Too Much Manure on Too Little Land
Animal manure can be a valuable fertilizer source. But the sheer quantity of manure that is the byproduct of large-scale animal confinement operations makes it more difficult to apply manure at a rate at which it can be absorbed by crops.[10] The quantity of manure is magnified since feedlots are often clustered in close proximity to each other in small geographic areas in order to be close to slaughterhouses and inexpensive feed supplies.
Applying too much manure to farmland sends pollutants into rivers, streams, groundwater and air, which serves as yet another pathway to water. In a North Carolina state study, the nitrates in shallow groundwater below fields sprayed with liquid manure have been measured at rates five times the human health standard; in long-term sprayfields, the rates have been as high as thirteen times the human health standard.[11]
Pollutants of Concern
The pollution from animal waste can harm waterways, human health and aquatic life. The primary pollutants of concern are nutrients (nitrogen and phosphorus), pathogens like bacteria and viruses, and heavy metals.
Phosphorus and nitrogen from manure are major water pollutants. At high levels, phosphorus is acutely toxic to fish; at lower levels, phosphorus and nitrogen over-enrich water bodies, causing an excess of algae (a process called "eutrophication").

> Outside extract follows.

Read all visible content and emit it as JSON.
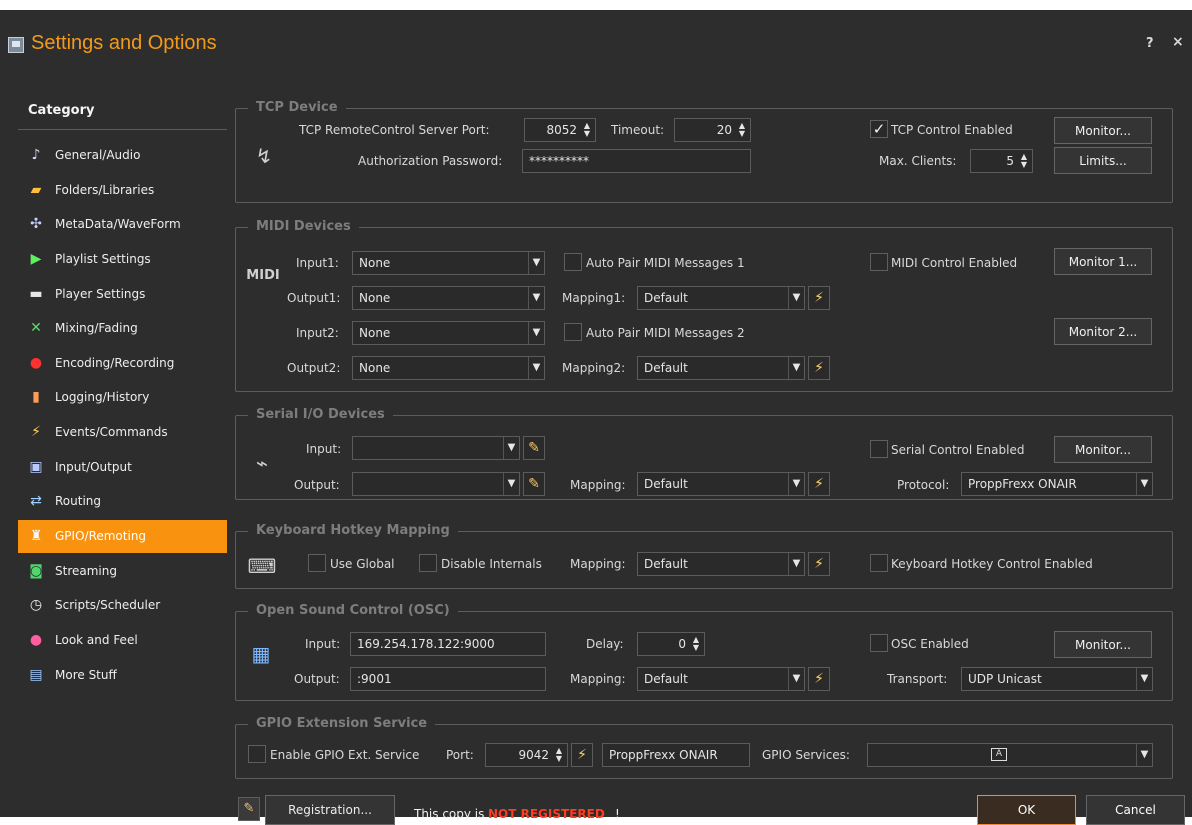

Oxygen in water is a basic requirement for a healthy aquatic ecosystem. Severe oxygen depletion usually results when large quantities of organic matter, such as animal manure, pollute waterways. Prolonged exposure to low oxygen conditions can suffocate adult fish and their eggs or starve them by killing their prey. An example of the possible harm that may be caused by excessive nutrients is the development of a large oxygen-depleted "hypoxic" area known as the "dead zone" in the Gulf of Mexico. This dead zone, responsible for massive fish kills, now covers extensive areas of the continental shelf south of Louisiana at certain times of the year.[12] Related problems of nutrient enrichment and eutrophication include noxious algae that have toxic effects on marine life.[13] Nutrient pollution has been linked to the growth of a type of organism known as Pfiesteria piscicida,[14] which has been implicated in major fish kills in coastal waters in North Carolina. In 1997, Pfiesteria piscicida killed more than 30,000 fish in the Chesapeake Bay,[15] whose Eastern Shore suffers from the over-application of poultry manure on farmland. Pfiesteria is also toxic to humans.[16]
Ammonia is a toxic form of nitrogen that causes algae blooms and fish kills in coastal waters. Open-air lagoons emit ammonia into the air. Sprayfields and barns also contribute to the problem.[17]Some of the ammonia emitted from factory farms is deposited into waterways or fields about 50 miles away through water or fog, and the rest changes into a drier, airborne form that can travel hundreds of miles away.[18]In Sampson County, North Carolina, the amount of ammonia in the rain doubled between 1985 and 1996, a period of major expansion in the hog industry.[19]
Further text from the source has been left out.